Gun Control: A federal judge rules that the right to keep and bear arms includes the right to buy them — and that while government is obligated to protect its citizens, it must protect their constitutional rights as well.
Chicago's long-standing attempt to deny its citizens their full Second Amendment rights under the U.S. Constitution was met with yet another court defeat. This time, it came via a ruling by U.S. District Judge Edmond Chang that the city ban on retail gun shops owned by licensed dealers went too far to count as a "sensible restriction" on gun ownership to prevent gun violence, in what has arguably become the nation's murder capital.
"The ban on gun sales and transfers," wrote Judge Chang in a 35-page opinion, "prevents Chicagoans from fulfilling, within the limits of Chicago, the most fundamental prerequisite of legal gun ownership — that of simple acquisition." Chang found the city's "blanket ban" on sales and transfers of firearms violated the constitutional right to keep and bear arms.
In a 5-4 decision in 2008, Heller v.
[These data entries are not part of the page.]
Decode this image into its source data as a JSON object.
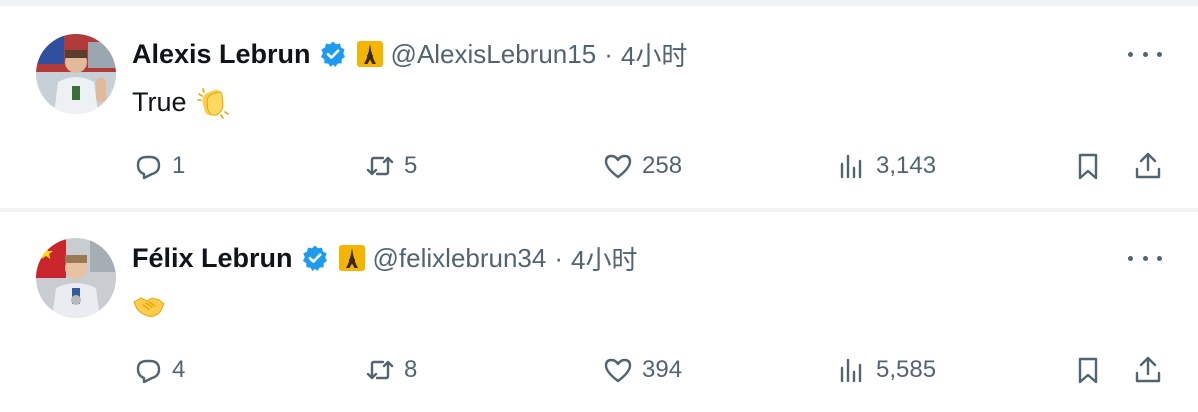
{
  "tweets": [
    {
      "name": "Alexis Lebrun",
      "handle": "@AlexisLebrun15",
      "separator": "·",
      "time": "4小时",
      "text": "True",
      "emoji": "clapping-hands",
      "replies": "1",
      "retweets": "5",
      "likes": "258",
      "views": "3,143"
    },
    {
      "name": "Félix Lebrun",
      "handle": "@felixlebrun34",
      "separator": "·",
      "time": "4小时",
      "text": "",
      "emoji": "handshake",
      "replies": "4",
      "retweets": "8",
      "likes": "394",
      "views": "5,585"
    }
  ],
  "colors": {
    "text_primary": "#0f1419",
    "text_secondary": "#536471",
    "verified_blue": "#1d9bf0",
    "divider": "#eff3f4"
  },
  "icons": [
    "verified-badge-icon",
    "eiffel-tower-badge-icon",
    "more-icon",
    "reply-icon",
    "retweet-icon",
    "like-icon",
    "views-icon",
    "bookmark-icon",
    "share-icon"
  ]
}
District of Columbia, written by Justice Antonin Scalia, the Supreme Court overturned D.C.'s draconian gun law. Similar to Chicago's law, D.C.'s law barred private ownership of handguns, but the Supreme Court reaffirmed that the right to bear arms was indeed an individual constitutional right.
On the heels of Heller, however, a three-judge panel of the 7th Circuit Court of Appeals, led by Judge Frank Easterbrook, rejected subsequent suits brought by the National Rifle Association against the city of Chicago and its suburb of Oak Park, Ill., on the grounds that Heller applied only to the District of Columbia and not to the states and their municipalities.